These thoughts have been gathering in my mind for the past month or so and trying to put those in a cohesive manner was a bit more challenging than I had anticipated. They have ranged from the rights and wrongs of raising kids in my house to the precarious state of affairs worldwide. Hence the title of this piece!
The saying goes : ‘It takes a village to raise a child’. With a shared value of wisdom and experiences grandparents, aunts and uncles, the neighbors all join in, in their own way and try to make sense of the art and science of raising a child. Clueless parents are only happy with the help, I am assuming. Or may be this was a thing of the past.
Raising kids in a culture that is quite different from the one my husband and I grew up in is a challenge to say the least. Well, it is always a challenge for any parent to raise a kid and is probably more so in today’s world where, at times, humanity seems to be up for discussion. To that when you add stark cultural disparities, you can find questioning yourself more, with added layers of complexity.
There’s no secret formula, a fool proof plan to raising kids and neither are there 20 easy steps. And I know that. All parents know that. So do you wonder, like I often do, why are there so many books which aim to guide parents navigate the challenges of raising ‘good’ kids. That ‘good’ encompasses a great many number of attributes that basically cover everything from academics to athletics, daily drama to discipline and character to common sense (that seems to be on the decline more than ever before). In the recent past, I ended up, what can be only described as ‘panic buying’ , a few of these and have around three more on my Amazon ‘Save for Later’ list. I started reading and when I realized I was doing things differently, I panicked a bit and now the books are on the shelf waiting for me to calm down a bit. While I will probably be returning to those books, I am unsure of how practical their guidelines are going to be, for the simple fact that culture plays a huge role in upbringing and these books omit this crucial part. But I am also curious to find out. Maybe I will find books written by and for parents like us who are trying to raise first generation kids in their adopted countries.
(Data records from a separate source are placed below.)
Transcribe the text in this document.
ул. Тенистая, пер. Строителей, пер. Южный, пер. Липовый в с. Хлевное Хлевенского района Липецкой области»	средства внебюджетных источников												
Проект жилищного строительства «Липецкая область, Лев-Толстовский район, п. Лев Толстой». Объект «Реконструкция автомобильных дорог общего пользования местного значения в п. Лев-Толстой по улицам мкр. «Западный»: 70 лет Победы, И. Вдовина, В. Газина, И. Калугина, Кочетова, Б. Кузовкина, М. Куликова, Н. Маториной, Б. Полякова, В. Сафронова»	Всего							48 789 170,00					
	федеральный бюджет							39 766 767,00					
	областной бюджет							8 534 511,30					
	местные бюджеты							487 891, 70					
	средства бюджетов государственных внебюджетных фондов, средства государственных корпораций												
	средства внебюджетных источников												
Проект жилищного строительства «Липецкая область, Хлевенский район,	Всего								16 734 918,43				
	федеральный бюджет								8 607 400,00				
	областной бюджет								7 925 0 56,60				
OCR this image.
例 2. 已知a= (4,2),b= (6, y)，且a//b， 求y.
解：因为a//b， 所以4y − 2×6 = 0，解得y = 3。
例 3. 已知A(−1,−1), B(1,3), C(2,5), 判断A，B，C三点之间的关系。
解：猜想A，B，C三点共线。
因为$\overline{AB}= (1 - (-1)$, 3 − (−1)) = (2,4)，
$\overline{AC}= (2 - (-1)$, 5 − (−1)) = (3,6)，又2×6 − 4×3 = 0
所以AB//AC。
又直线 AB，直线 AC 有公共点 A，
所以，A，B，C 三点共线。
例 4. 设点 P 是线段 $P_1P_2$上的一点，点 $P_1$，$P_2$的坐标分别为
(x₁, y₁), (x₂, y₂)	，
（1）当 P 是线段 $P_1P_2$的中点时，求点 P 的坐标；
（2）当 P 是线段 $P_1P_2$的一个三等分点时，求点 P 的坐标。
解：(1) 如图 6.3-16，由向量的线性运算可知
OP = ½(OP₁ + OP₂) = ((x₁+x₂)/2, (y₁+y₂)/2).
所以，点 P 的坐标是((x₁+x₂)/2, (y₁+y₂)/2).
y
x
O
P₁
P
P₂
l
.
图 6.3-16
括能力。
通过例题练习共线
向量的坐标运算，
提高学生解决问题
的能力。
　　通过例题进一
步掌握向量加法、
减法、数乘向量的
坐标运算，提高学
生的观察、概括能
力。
Dreams for our children are limitless and pure…possibilities are endless. And I can’t help but wonder if that’s where it all starts- that mythical pool of endless possibility. Or probably the idea of that in our heads, reinforced by society that dictates the terms of success and the lack of it, more and more with every passing day. Let me explain and I might be wrong, as I am not a professional but I will take the risk! When my kid was about four and a half years old (he is five now) there were curious moms asking about the clubs he was attending. My answer of none was not the one they were expecting and while most were polite enough to not probe further, I was stumped when asked by some, “but why”? Why was a four and a half year old not taking piano lessons or taekwondo or soccer or art classes or one of the many other ‘endless possibilities”? I really did not know how to explain except for that I thought it was too early. For some time after that, my husband and I would often find ourselves engaging in in -depth discussions, if we were doing a disservice to our kid, by not enrolling him in these activities, who could shine if only we had started early; whether he was going to be falling behind his other Pre-K classmates; whether he would be able to catch up. And then it struck us…he was not even five! When did this become a thing- that a four year old was required to be in a certain number of activities that ‘would be’ instrumental in his development in life? I still have a hard time with the idea of extra curricular activities for toddlers and little boys and girls who should be able to run around and day dream and use the power of their imagination to play and basically, be little boys and girls.
I realize that parents often have to make choices that are in the best interest of the kid. And more often than not, such choices make kids sad! Curfew may be set at a time that is different from those of the other kids, some may be allowed to go out to movies with friends while in some families sleepovers may be frowned upon. I remember, growing up, not being allowed to go to movies, go out with friends in the evening without adult supervision. Sleepovers were always a big no no. And I resented my parents sometimes for these restrictions. There was this feeling of being deprived and it felt like a huge deal at that time. I realize that there are going to be similar things as my kids start growing older and I too, will be disliked, by them. How to deal with that ‘rejection’ is something I guess I will figure out when the time comes. Till then I will gladly indulge in as many squishy hugs and runs at the sound of every “Maa” , and snuggle with them and have tickle fights till our sides are aching from all the silliness and laughter. Along the way mistakes are bound to happen as we are all flawed. And what is perfection anyways? If we can hold each other, hear each other, respect and grow with each other, love each other and be there with and for each other, the voices of doubt, of dissent and of displeasure will probably fade out.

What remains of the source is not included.